When he reached the rock, it was characteristic of her that she said: "You came through those trees remarkably well."

He laughed. "I have an uncanny way of feeling things on my face before they touch me. I experimented somewhat with it in the laboratory at college. It's a sort of tropism, perhaps, such as bugs have, that enables them to keep between two planks or that turns plant-roots toward the sun. Anyway, I've brought some breakfast. These berries may be good, and these other things may be toadstools. I brought them along."

"How does one tell?" she asked.

"Oh, mushrooms are pink underneath and ribbed like a fan."

She examined them and said they might be mushrooms, they looked it. He sat down again, but not until he had replenished the fire.

"They may be poison, both of them," he hazarded. "That's our sporting chance. Will you try them?"

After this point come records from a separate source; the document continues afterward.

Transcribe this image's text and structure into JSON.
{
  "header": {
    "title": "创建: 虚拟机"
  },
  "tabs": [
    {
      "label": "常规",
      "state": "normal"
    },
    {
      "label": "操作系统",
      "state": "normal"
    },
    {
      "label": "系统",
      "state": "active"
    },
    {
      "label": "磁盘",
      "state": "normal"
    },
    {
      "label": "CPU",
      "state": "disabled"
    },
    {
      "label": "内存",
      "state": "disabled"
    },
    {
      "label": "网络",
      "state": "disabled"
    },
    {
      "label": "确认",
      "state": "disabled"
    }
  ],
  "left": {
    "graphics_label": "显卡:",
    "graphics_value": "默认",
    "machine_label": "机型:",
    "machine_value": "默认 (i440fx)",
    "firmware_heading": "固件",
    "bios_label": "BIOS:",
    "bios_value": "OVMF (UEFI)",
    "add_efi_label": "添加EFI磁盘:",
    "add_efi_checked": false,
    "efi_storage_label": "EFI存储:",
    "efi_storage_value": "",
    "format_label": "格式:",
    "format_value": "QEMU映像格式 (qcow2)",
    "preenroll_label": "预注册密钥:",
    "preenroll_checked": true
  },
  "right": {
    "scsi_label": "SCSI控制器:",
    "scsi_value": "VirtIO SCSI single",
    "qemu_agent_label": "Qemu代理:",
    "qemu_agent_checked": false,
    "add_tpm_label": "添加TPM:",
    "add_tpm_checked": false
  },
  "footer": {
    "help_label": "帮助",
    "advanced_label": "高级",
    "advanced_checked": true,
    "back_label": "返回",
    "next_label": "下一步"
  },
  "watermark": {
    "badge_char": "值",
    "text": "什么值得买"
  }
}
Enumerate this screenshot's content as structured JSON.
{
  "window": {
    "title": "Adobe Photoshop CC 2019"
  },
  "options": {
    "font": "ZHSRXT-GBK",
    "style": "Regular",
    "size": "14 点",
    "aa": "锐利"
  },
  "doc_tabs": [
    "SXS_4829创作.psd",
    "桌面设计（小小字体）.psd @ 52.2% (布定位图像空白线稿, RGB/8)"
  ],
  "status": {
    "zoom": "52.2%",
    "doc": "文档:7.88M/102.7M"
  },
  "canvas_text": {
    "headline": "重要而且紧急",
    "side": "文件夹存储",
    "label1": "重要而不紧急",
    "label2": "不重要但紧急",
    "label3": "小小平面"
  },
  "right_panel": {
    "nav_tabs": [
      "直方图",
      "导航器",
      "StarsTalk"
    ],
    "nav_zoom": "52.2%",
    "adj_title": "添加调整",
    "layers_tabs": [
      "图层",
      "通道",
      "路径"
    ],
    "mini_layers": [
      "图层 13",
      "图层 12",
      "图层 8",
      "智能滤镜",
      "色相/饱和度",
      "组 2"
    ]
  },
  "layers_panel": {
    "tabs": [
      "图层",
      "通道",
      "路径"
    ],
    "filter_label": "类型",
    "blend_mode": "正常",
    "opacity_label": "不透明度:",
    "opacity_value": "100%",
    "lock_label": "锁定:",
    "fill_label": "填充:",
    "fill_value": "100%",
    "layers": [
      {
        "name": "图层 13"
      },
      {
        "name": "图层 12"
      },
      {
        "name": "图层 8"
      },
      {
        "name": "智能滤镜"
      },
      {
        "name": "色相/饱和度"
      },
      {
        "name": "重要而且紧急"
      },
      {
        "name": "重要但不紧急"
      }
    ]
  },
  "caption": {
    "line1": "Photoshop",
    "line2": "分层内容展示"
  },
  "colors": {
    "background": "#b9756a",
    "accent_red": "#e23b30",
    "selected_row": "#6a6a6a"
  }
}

Claire took some of the berries and ate them. "I don't feel anything yet," she announced after a minute's solemn munching.

"Oh, you probably won't for several hours anyway," he said lightly. Then he continued: "If we could devise a way, we might heat water and cook the mushrooms. Then, too, I've been thinking we might even catch a bird."

"Neither sounds very simple."

"Nothing in life is simple," he replied. "At home, in America, where we leave food-getting to the farmer, dress from a store, and go to heaven by way of a minister, things are fairly well arranged, but here we aren't even sure of salvation unless we mind the business of thinking." He continued after a pause. "Of course, I don't especially remember that I counted on heaven. It always seemed a bit distant in the face of living and working. Perhaps, however, you counted it as vital."